Efectivamente, el primero que reconoció su talento fue Peter Pan. Peter (Pan) Davies, quien le editó su primera novela, había sido también el niño huérfano que inspiró a James Matthew Barrie la Historia del país de nunca jamás. Las biografías lo describen como un editor sensible e inteligente que en 1945 regresaba de la guerra y se encontraba con un manuscrito rechazado por muchos, sobre una ama de casa con un marido soldado. Estos amores y desamores de posguerra le parecieron altamente vendibles y de calidad. La recepción fue favorable y la relación entre autora y editor se afianzó con la publicación de Palladiam y con las cinco novelas que siguieron. Peter sin duda habría editado todas las obras de Taylor de no haberse quitado la vida en 1960, dejando en evidencia la imposibilidad de la niñez eterna en este mundo y a nuestra autora en un estado de desprotección editorial.
Luego de años encerrada en círculos de expertos, Elizabeth Taylor recibió en los ochenta el rescate de la editorial Virago. Se publicaron todas sus novelas en una edición de tapas floreadas con prólogos de autoras prestigiosas como Elizabeth Jane Howard, Hilary Mantel y Sarah Waters. En 1984 Angel fue elegida una de “Las trece mejores novelas de nuestro tiempo” por la crítica británica y en 2007 fue llevada al cine por François Ozon. ¿Asombrará el dato de que justo Angel es la única obra que Taylor se arrepentía de haber publicado?
Pero en fin, el gesto más ampuloso de este rescate es la reciente publicación en Londres de su primera biografía. Si algo no quería esta Elizabeth, era esto. No actuaba como un personaje público y no quiso ser vista como tal. El espanto frente a los biógrafos ya aparece en “Hermanas”, un cuento en el que una mujer se ve obligada a responder preguntas para un libro sobre su hermana famosa. Adoraba su imagen y su literatura de señora de su casa “a la que por suerte jamás le pasó nada” y cuando supo que no le quedaba mucho tiempo de vida, ya en la fase terminal de un cáncer, ordenó destruir los papeles que no tuvieran un valor literario. Quedaron algunas cartas a escritores (Virginia Woolf, Kingsley Amis, Dorothy Parker) y los manuscritos de sus ficciones.
¿Cómo hacer una biografía frente a esta fortaleza medieval? Nicole Bauman, la autora, responde en el prólogo que Taylor murió sin saber que en un lugar de este planeta quedaban algunas cartas. Centenares de páginas dedicadas a un hombre que conoció en los días en que se casaba y formaba su familia tipo.

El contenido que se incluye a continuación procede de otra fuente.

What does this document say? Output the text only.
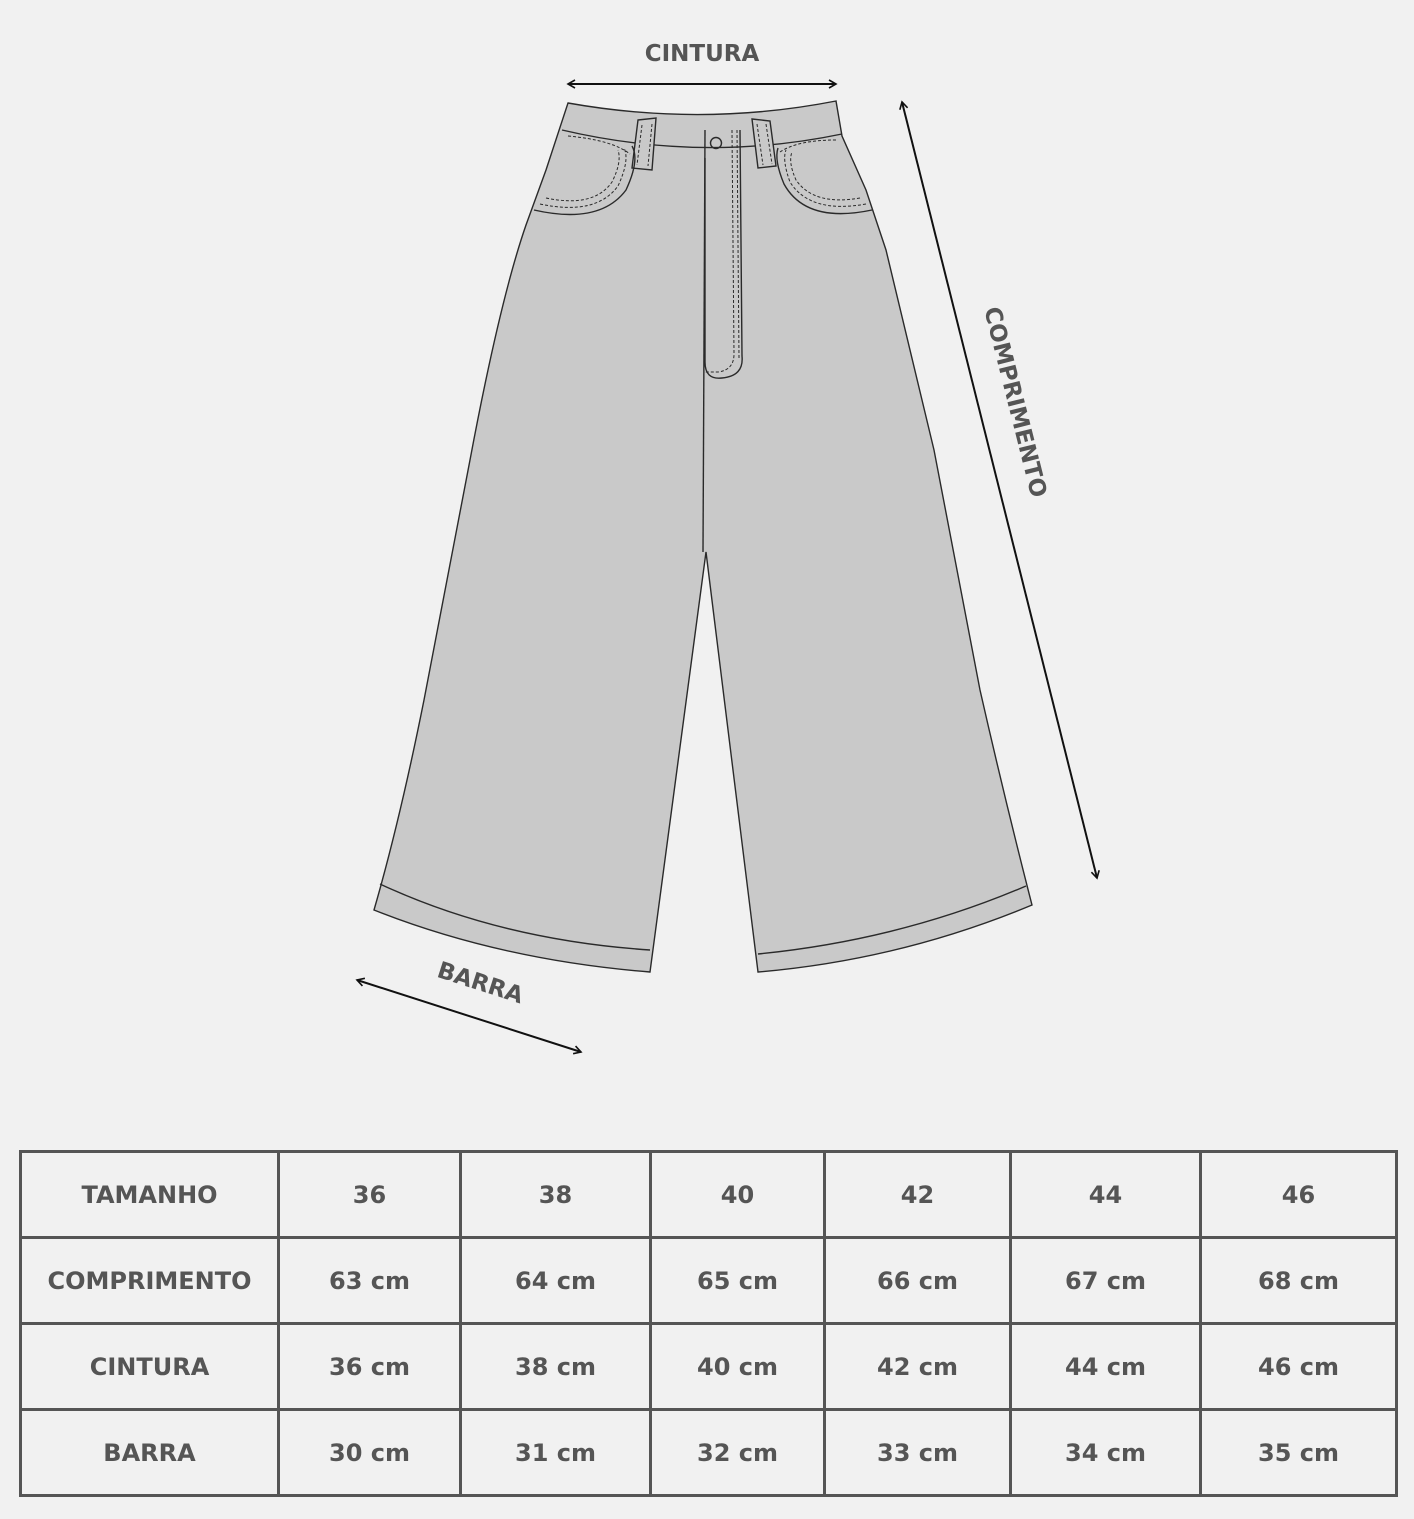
CINTURA
COMPRIMENTO
BARRA
TAMANHO	36	38	40	42	44	46
COMPRIMENTO	63 cm	64 cm	65 cm	66 cm	67 cm	68 cm
CINTURA	36 cm	38 cm	40 cm	42 cm	44 cm	46 cm
BARRA	30 cm	31 cm	32 cm	33 cm	34 cm	35 cm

En la correspondencia más maravillosa y representativa del siglo, Bauman dixit, la escritora habla, a lo largo de 15 años, de literatura, de lo que escribe, de lo que hace, de lo que le molesta y de lo que no va a hacer. La biógrafa tan temida tuvo la delicadeza de esperar a la muerte del marido para detonar esta bomba en cuyo título incluyó las palabras mágicas que harán que la pobre no deje de revolcarse en su tumba. Sí, el libro se llama The Other Elizabeth Taylor (La otra Elizabeth Taylor). El honor de un nombre, queda salvado. Ninguna Elizabeth Taylor ha nacido para ser el ama de casa que todos estaban esperando.